Un anno dopo il mio divorzio, la mia ex suocera mi vide in clinica con un sorriso compiaciuto. Mi disse che suo figlio aveva fatto la scelta giusta lasciandomi e che ora stava crescendo una figlia con la mia ex amica. Rimasi calma, sorrisi e dissi

Patricia si sedette come se le gambe le avessero smesso di funzionare.

Per una volta, non aveva insulti pronti. Nessuna frecciata. Nessun sorriso crudele. Aprì la bocca, la chiuse, poi si contrasse di nuovo, ma non uscì alcun suono.

Il detective Cole posò il pacchetto sulla poltrona accanto a me. Dentro c’erano copie del modulo di consenso, del fascicolo di trasferimento, dell’autorizzazione alla conservazione e della relazione manoscritta del mio avvocato, che l’aveva richiesta. La firma in calce avrebbe dovuto essere la mia.
Sembrava quasi identica.

Ed è proprio questo che rendeva la cosa così orribile.
Qualcuno aveva studiato la mia firma abbastanza a lungo da imitarne la forma del mio nome, la curva della C di Claire, la lunga linea sotto Bennett. Ma avevano trascurato un dettaglio. Firmavo sempre i moduli medici con le mie iniziali, perché lo studio medico lo richiedeva dopo il nostro primo ciclo di fecondazione in vitro.
Il modulo falsificato non le riportava. Patricia stava guardando la busta. “Questa è una questione privata di famiglia.”

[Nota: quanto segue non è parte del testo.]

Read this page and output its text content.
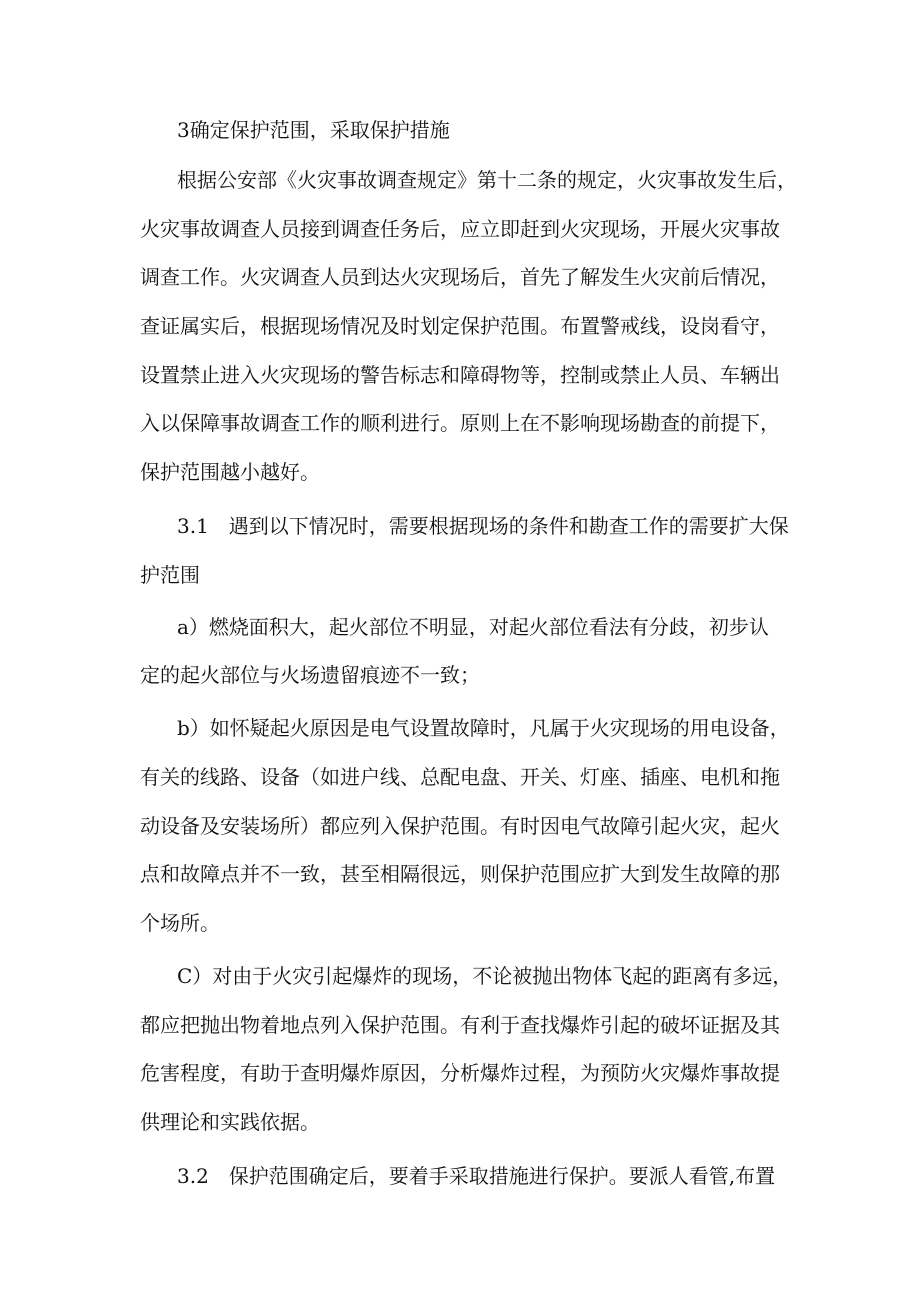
3确定保护范围，采取保护措施

根据公安部《火灾事故调查规定》第十二条的规定，火灾事故发生后，

火灾事故调查人员接到调查任务后，应立即赶到火灾现场，开展火灾事故

调查工作。火灾调查人员到达火灾现场后，首先了解发生火灾前后情况，

查证属实后，根据现场情况及时划定保护范围。布置警戒线，设岗看守，

设置禁止进入火灾现场的警告标志和障碍物等，控制或禁止人员、车辆出

入以保障事故调查工作的顺利进行。原则上在不影响现场勘查的前提下，

保护范围越小越好。

3.1　遇到以下情况时，需要根据现场的条件和勘查工作的需要扩大保

护范围

a）燃烧面积大，起火部位不明显，对起火部位看法有分歧，初步认

定的起火部位与火场遗留痕迹不一致；

b）如怀疑起火原因是电气设置故障时，凡属于火灾现场的用电设备，

有关的线路、设备（如进户线、总配电盘、开关、灯座、插座、电机和拖

动设备及安装场所）都应列入保护范围。有时因电气故障引起火灾，起火

点和故障点并不一致，甚至相隔很远，则保护范围应扩大到发生故障的那

个场所。

C）对由于火灾引起爆炸的现场，不论被抛出物体飞起的距离有多远，

都应把抛出物着地点列入保护范围。有利于查找爆炸引起的破坏证据及其

危害程度，有助于查明爆炸原因，分析爆炸过程，为预防火灾爆炸事故提

供理论和实践依据。

3.2　保护范围确定后，要着手采取措施进行保护。要派人看管,布置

“No”, dissi. «Ha smesso di essere una questione privata quando qualcuno ha usato il mio embrione senza il mio permesso.» Il suo viso si contrasse di nuovo alle mie parole. Ryan l’aveva già rubato; non l’aveva ancora fatto.

Il detective Cole le chiese se avesse accompagnato Megan in clinica il giorno del trasferimento. Patricia rispose subito di no.

Poi estrasse una foto dalla busta.
Proveniva dalla telecamera di sicurezza della stazione di servizio della clinica. La Lexus argento di Patricia era parcheggiata a due posti dall’ingresso. La data sulla busta corrispondeva alla data del trasferimento.
Le sue labbra diventarono bianche.
Avevo segnato i mesi; mi ero sempre chiesta se Patricia sapesse qualcosa. Ryan era capace di intromettersi, ma Patricia era sempre stata quella che pianificava. Era stata lei ad allontanarlo da me. Era stata lei a dirlo a Megan prima del mio divorzio.

Ora avevo la mia risposta.
Il direttore della clinica, il dottor Samuel Reed, entrò nella sala d’attesa e ci chiese di seguirlo. Aveva un’espressione cupa. Non ha rivelato i dettagli in pubblico, ma ha confermato che la clinica aveva già sospeso l’accesso al conto per la conservazione degli embrioni rimanenti e aveva avvisato l’ufficio legale.

Patricia si alzò lentamente. “Claire, ascoltami.” Mi voltai.

“Questa bambina è la figlia di Ryan”, disse.
La guardai e la mia voce non tremò.

“È anche mia.” Fu allora che Patricia sembrò finalmente spaventata.